Dan Lusthaus vasubandhu at earthlink.net
Wed Aug 12 15:46:57 MDT 2009


But why believe me? The supposed defense against or refutation of what I've 
said about Yogacara is: "Oh, that's just Lusthaus."

How about something from someone who's never heard of Lusthaus?

Q:  Yogacara is often considered mind only, that there's nothing outside the 
mind

A:  The only thing that's outside of the mind is reality, but we will go 
into that. Reality cannot be conditioned by the mind. Reality is reality. If 
reality can be conditioned by the mind, then it wouldn't be reality, because 
each time your moods change, reality would be changing as well. Yogacarins 
say both subject and object are a product of the mind, but that doesn't 
necessarily mean that the chair and the table are in your head. We construct 
our experience of the world. We don't experience the world as it is, we 
experience the world as we want to experience it.

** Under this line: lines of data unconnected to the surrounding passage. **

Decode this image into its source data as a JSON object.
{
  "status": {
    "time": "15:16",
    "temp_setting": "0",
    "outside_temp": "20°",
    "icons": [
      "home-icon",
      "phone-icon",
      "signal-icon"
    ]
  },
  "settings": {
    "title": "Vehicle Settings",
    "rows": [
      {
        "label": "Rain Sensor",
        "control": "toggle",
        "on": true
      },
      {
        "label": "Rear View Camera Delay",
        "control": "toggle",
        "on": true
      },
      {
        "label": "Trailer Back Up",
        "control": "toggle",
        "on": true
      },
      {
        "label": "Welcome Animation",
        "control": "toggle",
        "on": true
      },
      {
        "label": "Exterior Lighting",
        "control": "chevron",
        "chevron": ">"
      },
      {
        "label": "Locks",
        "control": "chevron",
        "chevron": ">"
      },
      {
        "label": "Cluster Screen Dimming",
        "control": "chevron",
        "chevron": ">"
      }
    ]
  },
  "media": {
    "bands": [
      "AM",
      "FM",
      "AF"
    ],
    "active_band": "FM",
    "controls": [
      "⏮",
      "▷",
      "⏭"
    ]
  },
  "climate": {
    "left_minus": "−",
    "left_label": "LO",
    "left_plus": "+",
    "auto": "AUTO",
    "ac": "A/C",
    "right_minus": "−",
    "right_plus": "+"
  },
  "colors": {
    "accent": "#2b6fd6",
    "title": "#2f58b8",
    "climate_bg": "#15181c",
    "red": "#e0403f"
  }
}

That's why it's said that 
both subject and object are a product of the mind. We are unable to perceive 
reality, because our mind is continuously constructing things. Due to 
certain common characteristics, human beings share a similar kind of world, 
but still, each individual's experience of the world is different.

http://www.evaminstitute.org.au/spiritual_director/teachings/yogacara_on_tantra1.html


That's Venerable Traleg Kyabgon Rinpoche, 9th incarnation of the Trangu 
lineage, once Abbot of Trangu Monastery, who established the Kagyu E-Vam 
Buddhist Institute in Australia in 1982.

See
http://www.evaminstitute.org.au/spiritual_director/teachings/yogacara_on_tantra.html

Apparently people in the West and many Western scholars still NEED Yogacara 
to be idealism for them. It seems that's esp. the case if they themselves 
need "idealism" as a purvapak.sa, a refutable opponent, for their own 
formulations. So Yogacara is supposed to fill that role for their arguments. 
Keep those Yogacaras dumb, annoying, misguided, and barefoot in the Dharma 
kitchen. One notices that invariably, once they look at actual Yogacara 
texts, they quickly conclude that Yogacaras were lousy idealists who offered 
horrendously shoddy arguments for idealism. Doesn't seem to cross their mind 
that maybe rather than Yogacara offering vapid arguments for idealism, the 
case might rather be that Yogacara offers NO arguments for idealism, and 
that the effort by scholars to put such claims in their mouths is what is 
vapid.

I think Traleg Rinpoche is getting it about right.